The town runs hard from Memorial Day through Columbus Day. Restaurants, the Ogunquit Playhouse (a nationally regarded summer theater), galleries, lobster shacks. Off-season it gets very quiet very fast — which is part of the appeal for a particular kind of traveler.
The building
A turn-of-the-century shingle-style summer house — clapboard, wraparound porch, a steep roof, the standard New England formula. The renovations over the innkeepers' tenure have kept the period feel: refined Americana with light Neo-Victorian touches, fresh paint, real flowers, no attempt at being on-trend. Public spaces are a porch, a small parlor, and a breakfast room where the meal is served at a set time.
The rooms
Twelve keys, all in the main house. Rooms are individually decorated, mostly queens, with private bathrooms (a couple are compact, as is often the case in century-old buildings). Some have decorative fireplaces, a few have decks. From-rate sits around $275. Linens are good; the room temperature is controlled by you, which matters in shoulder season; the wifi works.
Food & drink
A full breakfast is included, cooked daily by the innkeepers — egg dishes, baked goods, fruit, real coffee — and served in the breakfast room or on the porch. There's no dinner on site; Ogunquit village has a wide spread within ten minutes on foot, including MC Perkins Cove (a Mark Gaier and Clark Frasier project that's anchored the area's fine-dining scene for years), Northern Union, and Five-O Shore Road. Lobster rolls at Barnacle Billy's at Perkins Cove are the lunch ritual.
On the property
The grounds are modest — front porch, side garden, off-street parking — and the program is light. The actual amenity is the location plus the breakfast plus the owners' familiarity with what's worth doing.

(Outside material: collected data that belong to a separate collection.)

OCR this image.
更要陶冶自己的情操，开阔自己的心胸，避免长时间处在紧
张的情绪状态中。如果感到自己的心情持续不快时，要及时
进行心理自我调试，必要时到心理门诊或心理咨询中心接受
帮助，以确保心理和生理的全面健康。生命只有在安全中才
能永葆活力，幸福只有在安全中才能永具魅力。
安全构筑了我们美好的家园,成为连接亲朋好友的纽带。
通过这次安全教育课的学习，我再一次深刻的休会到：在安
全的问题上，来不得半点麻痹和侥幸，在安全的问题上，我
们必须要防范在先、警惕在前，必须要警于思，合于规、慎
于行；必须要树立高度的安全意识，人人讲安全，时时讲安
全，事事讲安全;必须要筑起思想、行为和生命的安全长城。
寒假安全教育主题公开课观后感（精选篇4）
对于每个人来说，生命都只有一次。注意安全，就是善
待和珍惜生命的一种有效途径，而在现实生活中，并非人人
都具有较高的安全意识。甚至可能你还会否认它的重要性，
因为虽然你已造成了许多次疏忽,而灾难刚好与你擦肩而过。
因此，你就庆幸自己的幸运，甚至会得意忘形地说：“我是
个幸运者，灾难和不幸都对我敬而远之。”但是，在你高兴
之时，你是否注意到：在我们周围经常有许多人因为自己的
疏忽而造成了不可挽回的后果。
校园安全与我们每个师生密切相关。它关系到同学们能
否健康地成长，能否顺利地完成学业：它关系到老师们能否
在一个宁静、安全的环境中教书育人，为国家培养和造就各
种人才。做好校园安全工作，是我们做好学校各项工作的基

- Full hot breakfast cooked daily, included
- Front porch with rockers
- Five-minute walk to the beach and the Marginal Way
- Beach passes and parking notes provided by hosts
- Operates seasonally — typically April through November
Who it's for
- Travelers who actually like staying at B&Bs, not just hotels.
- People who want to walk to the beach and to dinner from the same room.
- Theater-goers in town for the Ogunquit Playhouse season.
- Long-time Ogunquit returnees who want a house, not a chain.
Who it's not for
- Travelers who want a pool, gym, bar, or full restaurant on site.
- Anyone who finds set breakfast times or shared parlors stressful.
- Visitors planning a December stay — the inn closes in the off-season.
Nearby
Ogunquit Beach is a five-minute walk down Beach Street. The Marginal Way starts at the same beach and follows the cliffs 1.25 miles to Perkins Cove (Barnacle Billy's, MC Perkins Cove). The Ogunquit Playhouse is a 10-minute walk inland on Route 1. Cape Neddick — Nubble Lighthouse, Brown's Ice Cream — is 15 minutes south by car. Portland is 40 minutes north on I-95 if you want a city day.